(3 weeks, 2 days ago)
General CommitteesThank you, Sir Christopher—I appreciate that prod. I did look at Standing Orders this morning, but could not find that bit, so that is incredibly helpful.
On what the Minister said about schedule 11 and the notes that she has been passed from her team on that point, I appreciate her commitment to share the Government’s legal advice. That will be incredibly helpful; it would have been helpful to have it in advance of this Committee.
In schedule 11, it says:
“In making regulations under sub-paragraph (1), the Secretary of State must take into account the likely impact of the number of users of the user-to-user part of the service, and its functionalities, on how easily, quickly and widely regulated user-generated content is disseminated by means of the service.”
Perhaps I cannot read English, or perhaps the Minister, her legal advisers and the team at DSIT read it in a different way from me, but the Secretary of State having to take something into account and the Secretary of State being bound by something are two different things—they are not the same. It does not say that the Secretary of State must regulate only on the specific number of users.
In fact, schedule 11 says earlier that the Secretary of State
“must make regulations specifying conditions…for the user-to-user part of regulated user-to-user services relating to each of the following”,
which are the
“number of users…functionalities of that part of the service, and…any other characteristics of that part of the service or factors”.
The Secretary of State must therefore make regulations in relation to any other characteristics of that part of the service or factors
“relating to that part of the service that the Secretary of State considers relevant.”
He must do that, but he must only take into account the number of users. The Government, however, have decided that taking into account is much more important than “must” do something. They have decided to do that despite Parliament being pretty clear in the language it has used.

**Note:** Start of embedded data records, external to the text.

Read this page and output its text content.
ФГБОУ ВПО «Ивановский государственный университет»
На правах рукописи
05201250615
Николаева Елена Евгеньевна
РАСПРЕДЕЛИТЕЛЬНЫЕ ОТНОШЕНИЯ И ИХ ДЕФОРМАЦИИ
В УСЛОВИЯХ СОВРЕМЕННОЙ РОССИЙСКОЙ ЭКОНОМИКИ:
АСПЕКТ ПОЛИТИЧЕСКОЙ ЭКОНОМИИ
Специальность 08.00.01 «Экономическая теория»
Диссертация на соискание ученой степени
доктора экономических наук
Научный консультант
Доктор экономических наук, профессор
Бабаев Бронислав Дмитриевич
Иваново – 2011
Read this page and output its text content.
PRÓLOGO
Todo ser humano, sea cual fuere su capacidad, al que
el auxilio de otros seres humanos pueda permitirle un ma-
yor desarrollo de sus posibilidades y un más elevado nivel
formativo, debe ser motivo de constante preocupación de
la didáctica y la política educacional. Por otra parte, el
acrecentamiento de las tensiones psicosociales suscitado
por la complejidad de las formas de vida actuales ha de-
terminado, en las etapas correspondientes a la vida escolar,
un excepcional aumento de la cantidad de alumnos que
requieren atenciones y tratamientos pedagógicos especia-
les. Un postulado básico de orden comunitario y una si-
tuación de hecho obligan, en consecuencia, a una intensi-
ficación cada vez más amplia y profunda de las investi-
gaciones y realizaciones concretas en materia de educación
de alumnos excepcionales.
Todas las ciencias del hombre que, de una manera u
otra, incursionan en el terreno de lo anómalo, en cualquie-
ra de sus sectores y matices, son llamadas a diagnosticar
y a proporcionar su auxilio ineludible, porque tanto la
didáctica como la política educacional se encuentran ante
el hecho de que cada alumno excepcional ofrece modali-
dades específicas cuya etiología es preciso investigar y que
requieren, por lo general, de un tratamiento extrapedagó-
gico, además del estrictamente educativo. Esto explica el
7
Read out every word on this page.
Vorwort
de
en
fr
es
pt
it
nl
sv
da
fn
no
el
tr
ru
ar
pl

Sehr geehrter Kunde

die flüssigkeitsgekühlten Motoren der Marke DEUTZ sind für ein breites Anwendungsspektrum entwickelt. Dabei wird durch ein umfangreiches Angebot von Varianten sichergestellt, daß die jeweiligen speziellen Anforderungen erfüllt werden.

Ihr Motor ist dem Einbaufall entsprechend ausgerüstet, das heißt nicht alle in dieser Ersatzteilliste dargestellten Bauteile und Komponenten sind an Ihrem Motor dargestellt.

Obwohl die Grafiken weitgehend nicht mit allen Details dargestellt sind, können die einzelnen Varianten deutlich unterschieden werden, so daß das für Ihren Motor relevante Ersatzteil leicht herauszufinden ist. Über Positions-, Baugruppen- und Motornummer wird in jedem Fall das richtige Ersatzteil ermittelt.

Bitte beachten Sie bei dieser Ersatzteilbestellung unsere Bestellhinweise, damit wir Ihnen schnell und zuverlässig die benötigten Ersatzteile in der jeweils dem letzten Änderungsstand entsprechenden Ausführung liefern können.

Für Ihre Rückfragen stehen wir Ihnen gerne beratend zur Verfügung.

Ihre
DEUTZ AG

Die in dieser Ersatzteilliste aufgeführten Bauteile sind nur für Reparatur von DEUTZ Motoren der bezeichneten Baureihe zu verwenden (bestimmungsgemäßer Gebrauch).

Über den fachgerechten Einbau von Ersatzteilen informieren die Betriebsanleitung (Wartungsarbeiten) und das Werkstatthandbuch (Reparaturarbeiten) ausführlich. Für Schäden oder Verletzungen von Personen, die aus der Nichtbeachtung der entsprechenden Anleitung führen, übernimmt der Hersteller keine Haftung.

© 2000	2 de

I am not terribly happy with the Online Safety Act. It is a lot better than the situation we have currently, but it is far from perfect. As the Minister said, I argued in favour of keeping the stuff about legal but harmful content for adults. I argued against the then Government’s position on that, but the Act is the Act that we have.
The Minister’s point does not make sense. The Secretary of State has to take into account the number of users and how quickly things are disseminated, but he must make regulations about functionalities or factors that he considers relevant. Therefore, it seems that he does not consider suicide forums and livestreaming to be relevant; if he did, he would surely be bound by the “must” and would have to make regulations about them. It is frustrating that the Act does not do what it is supposed to do and does not protect young people from livestreaming. The Minister said that it protects people from seeing that illegal content, but it does not prevent them from creating it.
The Government could make regulations so that every platform that has a livestreaming functionality, or even every platform that has child users on it—there is a lot in the Act about the proportion of children who use a service—is automatically included in category 1 because they consider them to be high risk.
It would not be right for either of us to ask the Minister to disclose legal advice—that clearly would not be appropriate—but I am grateful for the Minister’s offer to share a slightly more expansive description of why the Government have come to the conclusion that they have.
On the hon. Lady’s point about what the Act actually says, we have both quoted paragraph 1(5) of schedule 11, which deals with whether the language that has found its way into the ministerial statement is the be-all and end-all of the Minister’s conclusions. We both think it is not. If it is the case, as I think the Minister is arguing, that the ability to disseminate “easily, quickly and widely” is essentially a synonym for the scale of the service and the number of its users, what does the hon. Lady think of the amendment that Baroness Morgan made in the other place to paragraph 1(4), which says that when the regulations we are considering specify
“the way or ways in which the relevant conditions are met”,
for category 1 threshold conditions
“at least one specified condition about number of users or functionality must be met”?
The crucial word that was added is “or”. If the number of users were required to establish what the hon. Lady has described, the word “or” would be inappropriate.
I absolutely agree, and that is a helpful clarification.
If the Government have decided that it is too difficult to regulate high-risk platforms as category 1, and that they do not matter enough because they do not have enough of an impact, they should stand up and tell us that. Rather than saying that their hands have been tied by the Act—they manifestly have not—they need to take ownership of their actions. If they have decided that such platforms are not important enough or that they cannot be bothered having a fight with Ofcom about that, they should be honest and say, “This is the position we have decided to take.” Instead, they are standing up and saying, “Our hands have been tied,” but that is just not correct: their hands have not been tied by the Act.
I appreciate that the Minister will get in touch with me about the legal advice, but it will be too late. This statutory instrument will have been through the process by that time, and people will have been put at risk as a result of the Government’s failure. They have the power to take action in relation to functionalities and factors, and in relation to suicide forums, livestreaming and the creation of child sexual abuse material, and they are choosing not to.
If the Government have decided that it is too difficult to do that, that those platforms are not risky enough and that not enough people are being harmed by them, they need to hold their hands up and say, “We’ve decided that this is the position we are going to take.” They must not hide behind the legislation, which does not say what they are telling us it says. They should just be honest about the fact that they have decided that they cannot be bothered to take action. They cannot be bothered to have a fight with Ofcom because it is not important enough. Hiding behind the legislation is incredibly cowardly—it does not say that.